Three Ukrainian directors and screenwriters have been selected for residencies at Göteborg Film Festival. The three selected participants will spend August-September in Gothenburg, working in different ways with their projects at the offices of Göteborg Film Festival and getting introduced to the local film industry. The residency program is a cooperation with HDK-Valand, at the University of Gothenburg, and financed by Region Västra Götaland.
"Last summer’s residencies worked out really well and resulted in, among other things, finding a local co-producer for a film premiering in Berlin, new scripts being pitched in Cannes in May – and lifelong friendships. We are now looking forward to welcoming three new interesting and fascinating filmmakers in Gothenburg," says Camilla Larsson, fund manager, at Göteborg Film Festival.

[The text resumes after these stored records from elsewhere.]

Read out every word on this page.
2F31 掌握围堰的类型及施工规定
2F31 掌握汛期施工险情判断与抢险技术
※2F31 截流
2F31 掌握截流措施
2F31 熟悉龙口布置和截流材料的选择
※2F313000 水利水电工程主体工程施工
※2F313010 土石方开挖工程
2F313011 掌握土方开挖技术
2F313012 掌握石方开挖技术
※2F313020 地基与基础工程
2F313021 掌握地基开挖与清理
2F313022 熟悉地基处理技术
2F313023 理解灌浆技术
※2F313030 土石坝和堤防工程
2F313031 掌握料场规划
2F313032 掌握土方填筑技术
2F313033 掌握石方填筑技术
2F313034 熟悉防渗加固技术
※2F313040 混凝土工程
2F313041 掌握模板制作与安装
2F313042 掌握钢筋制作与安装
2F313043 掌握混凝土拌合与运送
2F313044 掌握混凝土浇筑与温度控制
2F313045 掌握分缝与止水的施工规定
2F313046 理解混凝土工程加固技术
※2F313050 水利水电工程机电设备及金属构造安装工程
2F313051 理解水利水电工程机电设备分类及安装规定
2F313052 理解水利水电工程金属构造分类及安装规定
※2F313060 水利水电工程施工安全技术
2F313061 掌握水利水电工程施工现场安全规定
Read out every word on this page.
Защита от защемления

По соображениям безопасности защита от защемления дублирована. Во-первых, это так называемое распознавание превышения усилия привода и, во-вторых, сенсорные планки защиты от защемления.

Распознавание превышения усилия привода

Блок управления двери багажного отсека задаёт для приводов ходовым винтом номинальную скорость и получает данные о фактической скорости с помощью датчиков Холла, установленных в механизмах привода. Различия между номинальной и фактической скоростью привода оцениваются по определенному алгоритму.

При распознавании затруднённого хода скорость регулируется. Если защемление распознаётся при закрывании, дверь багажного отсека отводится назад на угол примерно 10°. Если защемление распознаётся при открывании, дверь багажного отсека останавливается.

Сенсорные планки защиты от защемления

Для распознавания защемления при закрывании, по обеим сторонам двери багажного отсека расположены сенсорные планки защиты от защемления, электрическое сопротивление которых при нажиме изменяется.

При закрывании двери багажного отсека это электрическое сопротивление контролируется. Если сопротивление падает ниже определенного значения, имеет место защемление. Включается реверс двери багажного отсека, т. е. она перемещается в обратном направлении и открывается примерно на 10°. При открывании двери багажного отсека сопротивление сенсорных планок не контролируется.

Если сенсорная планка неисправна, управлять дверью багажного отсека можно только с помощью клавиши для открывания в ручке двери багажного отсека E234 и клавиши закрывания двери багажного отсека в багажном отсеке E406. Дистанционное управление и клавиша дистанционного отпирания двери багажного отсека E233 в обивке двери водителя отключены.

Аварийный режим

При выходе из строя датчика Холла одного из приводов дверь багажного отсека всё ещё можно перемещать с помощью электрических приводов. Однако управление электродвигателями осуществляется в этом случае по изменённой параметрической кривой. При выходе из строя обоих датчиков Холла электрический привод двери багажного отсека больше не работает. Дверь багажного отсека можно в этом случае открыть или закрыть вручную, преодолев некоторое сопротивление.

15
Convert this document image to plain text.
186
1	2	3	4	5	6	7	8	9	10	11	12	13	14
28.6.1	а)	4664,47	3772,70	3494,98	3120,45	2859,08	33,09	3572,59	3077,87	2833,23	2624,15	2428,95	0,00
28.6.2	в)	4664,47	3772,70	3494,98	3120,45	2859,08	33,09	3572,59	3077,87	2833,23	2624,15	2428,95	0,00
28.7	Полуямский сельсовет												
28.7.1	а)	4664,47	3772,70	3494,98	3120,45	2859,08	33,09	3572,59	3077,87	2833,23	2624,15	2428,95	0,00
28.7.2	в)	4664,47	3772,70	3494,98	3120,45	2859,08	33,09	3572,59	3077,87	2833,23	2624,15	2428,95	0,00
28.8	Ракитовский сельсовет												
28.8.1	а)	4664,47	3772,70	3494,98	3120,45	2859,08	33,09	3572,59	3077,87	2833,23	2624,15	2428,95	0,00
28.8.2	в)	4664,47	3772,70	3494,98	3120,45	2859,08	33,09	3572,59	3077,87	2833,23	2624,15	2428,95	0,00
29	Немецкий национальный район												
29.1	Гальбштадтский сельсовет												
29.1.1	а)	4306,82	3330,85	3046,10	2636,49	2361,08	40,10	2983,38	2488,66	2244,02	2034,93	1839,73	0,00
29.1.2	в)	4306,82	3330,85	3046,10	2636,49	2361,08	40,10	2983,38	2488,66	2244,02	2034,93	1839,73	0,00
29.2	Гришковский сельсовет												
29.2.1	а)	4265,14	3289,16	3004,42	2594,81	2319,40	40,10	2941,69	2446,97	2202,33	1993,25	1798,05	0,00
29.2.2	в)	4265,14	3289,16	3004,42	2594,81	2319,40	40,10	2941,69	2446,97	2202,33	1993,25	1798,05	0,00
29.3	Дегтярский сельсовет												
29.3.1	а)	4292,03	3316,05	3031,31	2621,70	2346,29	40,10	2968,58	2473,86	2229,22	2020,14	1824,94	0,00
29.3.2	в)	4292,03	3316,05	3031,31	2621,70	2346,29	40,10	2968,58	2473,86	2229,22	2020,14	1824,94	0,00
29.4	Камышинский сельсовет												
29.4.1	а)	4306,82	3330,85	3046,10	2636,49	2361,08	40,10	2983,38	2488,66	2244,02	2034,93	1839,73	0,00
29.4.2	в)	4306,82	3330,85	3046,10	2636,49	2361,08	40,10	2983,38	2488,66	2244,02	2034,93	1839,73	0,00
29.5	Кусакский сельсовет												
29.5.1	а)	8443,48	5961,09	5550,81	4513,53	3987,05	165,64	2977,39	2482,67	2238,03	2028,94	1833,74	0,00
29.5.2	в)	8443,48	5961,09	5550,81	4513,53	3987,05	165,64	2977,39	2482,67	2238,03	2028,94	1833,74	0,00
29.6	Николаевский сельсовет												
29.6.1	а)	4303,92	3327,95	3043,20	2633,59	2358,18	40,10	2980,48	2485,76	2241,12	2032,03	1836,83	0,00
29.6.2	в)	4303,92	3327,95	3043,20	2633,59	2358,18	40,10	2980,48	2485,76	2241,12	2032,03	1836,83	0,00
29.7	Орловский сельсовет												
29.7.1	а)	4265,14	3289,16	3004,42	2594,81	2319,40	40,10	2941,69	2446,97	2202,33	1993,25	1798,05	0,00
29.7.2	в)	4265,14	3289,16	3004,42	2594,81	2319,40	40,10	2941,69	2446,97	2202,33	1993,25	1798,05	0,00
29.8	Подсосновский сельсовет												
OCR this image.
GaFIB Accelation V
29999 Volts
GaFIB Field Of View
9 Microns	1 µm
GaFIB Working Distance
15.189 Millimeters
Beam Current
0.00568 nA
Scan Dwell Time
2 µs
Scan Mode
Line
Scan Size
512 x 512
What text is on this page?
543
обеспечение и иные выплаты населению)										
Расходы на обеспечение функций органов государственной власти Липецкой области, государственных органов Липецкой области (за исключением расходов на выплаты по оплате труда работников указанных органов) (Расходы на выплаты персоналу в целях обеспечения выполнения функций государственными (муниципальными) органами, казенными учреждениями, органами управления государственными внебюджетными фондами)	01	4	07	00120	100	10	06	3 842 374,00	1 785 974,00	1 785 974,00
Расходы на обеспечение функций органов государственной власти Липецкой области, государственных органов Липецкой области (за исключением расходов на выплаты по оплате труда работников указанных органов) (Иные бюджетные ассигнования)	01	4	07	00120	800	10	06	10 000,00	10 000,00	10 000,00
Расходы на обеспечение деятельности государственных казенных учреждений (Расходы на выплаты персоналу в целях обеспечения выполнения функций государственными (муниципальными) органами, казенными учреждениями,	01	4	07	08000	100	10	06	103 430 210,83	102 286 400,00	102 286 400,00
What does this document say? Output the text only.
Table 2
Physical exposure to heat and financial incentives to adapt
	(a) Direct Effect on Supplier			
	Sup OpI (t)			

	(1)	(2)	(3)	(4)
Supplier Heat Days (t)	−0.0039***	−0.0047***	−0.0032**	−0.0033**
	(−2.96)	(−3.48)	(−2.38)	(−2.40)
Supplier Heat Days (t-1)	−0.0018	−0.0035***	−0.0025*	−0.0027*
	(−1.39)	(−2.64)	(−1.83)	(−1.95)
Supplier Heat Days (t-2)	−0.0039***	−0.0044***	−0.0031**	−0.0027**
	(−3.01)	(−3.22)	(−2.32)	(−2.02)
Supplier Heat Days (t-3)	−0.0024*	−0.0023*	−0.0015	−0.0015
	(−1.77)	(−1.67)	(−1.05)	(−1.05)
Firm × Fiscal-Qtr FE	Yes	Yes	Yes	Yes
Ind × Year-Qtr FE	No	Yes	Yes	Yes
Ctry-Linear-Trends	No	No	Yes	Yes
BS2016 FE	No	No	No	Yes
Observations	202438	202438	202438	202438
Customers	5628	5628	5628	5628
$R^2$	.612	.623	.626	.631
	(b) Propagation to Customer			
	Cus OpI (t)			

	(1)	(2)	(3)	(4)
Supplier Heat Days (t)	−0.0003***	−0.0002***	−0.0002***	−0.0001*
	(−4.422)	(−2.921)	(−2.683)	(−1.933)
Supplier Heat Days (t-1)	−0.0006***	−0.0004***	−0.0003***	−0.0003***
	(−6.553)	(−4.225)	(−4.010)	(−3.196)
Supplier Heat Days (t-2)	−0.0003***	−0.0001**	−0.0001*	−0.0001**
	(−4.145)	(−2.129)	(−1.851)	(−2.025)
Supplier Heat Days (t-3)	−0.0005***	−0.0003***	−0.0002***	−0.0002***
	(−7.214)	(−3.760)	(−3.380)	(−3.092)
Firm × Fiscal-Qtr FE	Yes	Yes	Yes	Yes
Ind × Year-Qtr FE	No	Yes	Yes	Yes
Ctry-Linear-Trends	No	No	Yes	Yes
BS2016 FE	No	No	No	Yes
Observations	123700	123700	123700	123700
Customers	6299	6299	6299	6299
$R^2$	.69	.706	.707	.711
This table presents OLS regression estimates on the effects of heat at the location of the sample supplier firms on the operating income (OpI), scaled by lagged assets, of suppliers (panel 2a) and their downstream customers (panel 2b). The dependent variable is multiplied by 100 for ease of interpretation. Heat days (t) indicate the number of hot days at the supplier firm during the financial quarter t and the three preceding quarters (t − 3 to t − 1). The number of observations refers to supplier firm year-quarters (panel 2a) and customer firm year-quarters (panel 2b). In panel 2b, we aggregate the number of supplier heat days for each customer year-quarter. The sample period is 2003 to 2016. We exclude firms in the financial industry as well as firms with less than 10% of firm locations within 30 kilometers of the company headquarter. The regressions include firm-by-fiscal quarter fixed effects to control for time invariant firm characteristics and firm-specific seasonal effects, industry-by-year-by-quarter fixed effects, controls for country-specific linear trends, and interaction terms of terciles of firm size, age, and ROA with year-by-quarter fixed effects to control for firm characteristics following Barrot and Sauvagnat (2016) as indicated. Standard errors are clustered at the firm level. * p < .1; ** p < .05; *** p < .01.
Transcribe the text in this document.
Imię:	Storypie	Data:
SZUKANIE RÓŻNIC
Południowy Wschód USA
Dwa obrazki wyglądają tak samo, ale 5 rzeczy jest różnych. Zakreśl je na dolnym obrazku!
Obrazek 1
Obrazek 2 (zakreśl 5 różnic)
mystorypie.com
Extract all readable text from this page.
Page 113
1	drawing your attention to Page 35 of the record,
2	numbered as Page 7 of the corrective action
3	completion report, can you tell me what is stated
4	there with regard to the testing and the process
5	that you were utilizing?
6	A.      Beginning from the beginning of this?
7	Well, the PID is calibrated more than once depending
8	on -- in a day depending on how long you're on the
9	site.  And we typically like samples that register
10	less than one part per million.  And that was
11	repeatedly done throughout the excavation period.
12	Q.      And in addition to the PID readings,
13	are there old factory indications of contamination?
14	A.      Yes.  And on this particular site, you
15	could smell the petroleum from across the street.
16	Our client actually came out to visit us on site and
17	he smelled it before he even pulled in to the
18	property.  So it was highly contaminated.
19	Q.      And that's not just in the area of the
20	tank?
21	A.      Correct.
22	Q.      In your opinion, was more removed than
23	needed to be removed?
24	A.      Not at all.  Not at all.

Already in June an additional residency filmmaker arrived in Gothenburg, hosted by Göteborg Film Festival, in cooperation with Swedish Artist Residency Network and Artists at Risk, and with financing from Region Västra Götaland.
Elena Rubashevska, was selected for development support for her project Symphony in Donbas from Göteborg Film Fund already in 2021, and was location scouting in Donbas when the full scale invasion came. She will now spend three months in Gothenburg working on developing film projects and organizing the OKO International Ethnographic Film Festival that normally takes place in Ukrainian Bessarabia, but this year will relocate to Sofia, Bulgaria.
Andrii Lidahovskyi was educated in directing at the Kyiv National University of Culture and Arts. She has acted in the awarded short film It was raining in Manchester and in the feature My Thoughts are Silent, by Antonio Lukich, which was awarded at the Karlovy Vary Film Festival. Had the position as Art Director for the feature Luxemburg Luxemburg, by Antonio Lukich, which has been screened and awarded at festivals all over the world. Since 2016 he has been working as an art director for the international creative agency D2D. After having directed numerous music videos and commercials Andrii Lidahovskyi will now develop his first own feature length script and project, about identity and finding oneself.
Svitlana Lishchynska was educated at the Priazovskyi State Technical University, Vitaly Mansky's and Alexander Mitta's courses and Terrarium Script Intensive. She has been working for more than 25 years for the leading Ukrainian TV channels and is now devoted to making documentaries in order to speak on serious social topics and express the author’s position. Her project A Bit of a Stranger, a film about the complexity of family relationships and how the political system affects them, was selected for development support from Göteborg Film Fund during 2022. Lishchynska will now work on the editing of the film in Gothenburg.